イサギがミレーヌの町で農園の果物を売っている頃――
ガリウスは、ウェイス第一皇子の私室に訪れていた。
以前、イサギを辞めさせたことをウェイスから叱責され、イサギが担うはずだった食料生産の代案を提出するためである。
ガリウスの提出した書類にウェイスはじっくりと目を通す。
読み込んだウェイスは、書類を放り投げるようにテーブルの上に戻した。
「どれも食料生産の一助になるであろうが、イサギの研究に比べると効果が低すぎる。もっと劇的に効果の出るものを出せ」
これでも宮廷錬金術師を総動員させて提出した食料生産の改善案だ。
それがイサギの研究よりも劣るという評価を受けるのは屈辱に他ならなかった。
これ以上の良案などすぐに出るとは思えない。だが、未来の皇帝を前にそのような言い訳が許されるはずがなかった。
「……かしこまりました」
ガリウスは込み上げてくる感情を堪え、冷静にテーブルの上に残った書類を回収した。
そこで突然、私室の扉がノックされる。
「お話中のところ大変申し訳ありません! ガリウス様に至急ご確認して頂きたいことがあるのですが……」
「後にしろ。今はウェイス様とお話をしている最中だ」
「いや、入れ。私の部屋に訪れてくるほど急ぐ必要のある報告なのだろう?」
ウェイスがそのように言うと、ガリウスの部下はおそるおそるといった様子で入室した。
いくらガリウスが上司とはいえ、それよりもさらに上に位置する上司の命令の方が優先されるのは当然だ。
「それで至急相談する必要のある要件とは?」
その言葉の意味するところは、ガリウスやウェイスの時間を取るに値にする内容なのだろうなというところだろう。

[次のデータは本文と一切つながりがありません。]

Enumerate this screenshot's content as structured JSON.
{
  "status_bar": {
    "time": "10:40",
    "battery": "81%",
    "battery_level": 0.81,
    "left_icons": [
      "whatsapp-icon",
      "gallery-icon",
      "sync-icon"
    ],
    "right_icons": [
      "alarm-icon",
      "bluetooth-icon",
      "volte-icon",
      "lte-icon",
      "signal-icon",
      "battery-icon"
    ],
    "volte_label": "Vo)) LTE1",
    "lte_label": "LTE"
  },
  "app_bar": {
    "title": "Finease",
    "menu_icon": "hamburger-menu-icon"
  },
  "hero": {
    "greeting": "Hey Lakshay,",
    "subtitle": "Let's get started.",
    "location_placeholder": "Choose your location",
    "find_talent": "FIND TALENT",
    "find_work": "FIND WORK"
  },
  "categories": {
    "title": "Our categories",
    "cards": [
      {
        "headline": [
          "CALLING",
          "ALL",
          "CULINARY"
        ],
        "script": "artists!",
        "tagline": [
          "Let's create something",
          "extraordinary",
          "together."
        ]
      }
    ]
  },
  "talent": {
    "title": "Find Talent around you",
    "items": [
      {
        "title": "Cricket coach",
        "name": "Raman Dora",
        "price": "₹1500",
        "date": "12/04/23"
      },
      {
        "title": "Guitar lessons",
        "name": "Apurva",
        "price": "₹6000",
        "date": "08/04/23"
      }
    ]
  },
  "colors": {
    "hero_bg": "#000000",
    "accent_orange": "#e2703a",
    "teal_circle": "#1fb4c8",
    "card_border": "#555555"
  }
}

圧をかけられて顔色を青くする部下であるが、既に引き下がることはできない。
ガリウスの部下は相談内容を包み隠さずに伝えることにした。
「錬金課に魔道具やアイテムなどの修繕依頼が届いておりますが、それらの作業が滞っているために各課から催促の声が届いております。既に行われた修繕依頼も依頼者側から満足がいかない出来栄えなのかクレームがきている始末でして……いかがなさいましょうガリウス様?」
「なんだと? 今までそんなことはなかっただろう? なぜそのような事態が起こっている?」
「魔道具やアイテムの修繕に関しては、ガリウス様のご命令でイサギに任せていたので……」
「他の者に少量のノルマを課して回しているだろう。それで問題なく回るはずだ」
「恐れながら錬金課に依頼される修繕数は膨大です。とても我々だけでこなせる数ではありません。それに修繕はイサギが一手に引き受けていたが故に、今の宮廷錬金術師には修繕の経験が致命的に足りないのです」
ガリウスはイサギが気に入らないことや平民であることを理由に、様々な修繕依頼をイサギ一人にやらせていた。それは勤務時間外であってもだ。
今までの修繕依頼はガリウスの理不尽な要求に、イサギが答えていたからこそ実現できたもの。
他の宮廷錬金術師は皆貴族だ。いくらガリウスといえど、イサギにしてきたように無茶な割り振りはできない。そんなことをすれば、猛反発を食らうからだ。
イサギのワンマンパワーに頼り切りだった今の錬金課が、以前までと同じ量の修繕依頼に応えられるはずがなかった。
「どうやらイサギがいなくなったことで食料生産の政策だけでなく、他の業務にも支障が出ているようだな? ガリウス? こうなると益々イサギを辞めさせた判断は間違っていたことになる。代案を出すよりもイサギを連れ戻す方が早いのではないか?」
「……もうしばらく、良案を出すための時間をくださいませ」
ウェイスからの非難の言葉を受けたガリウスは、またも屈辱に身を震わせた。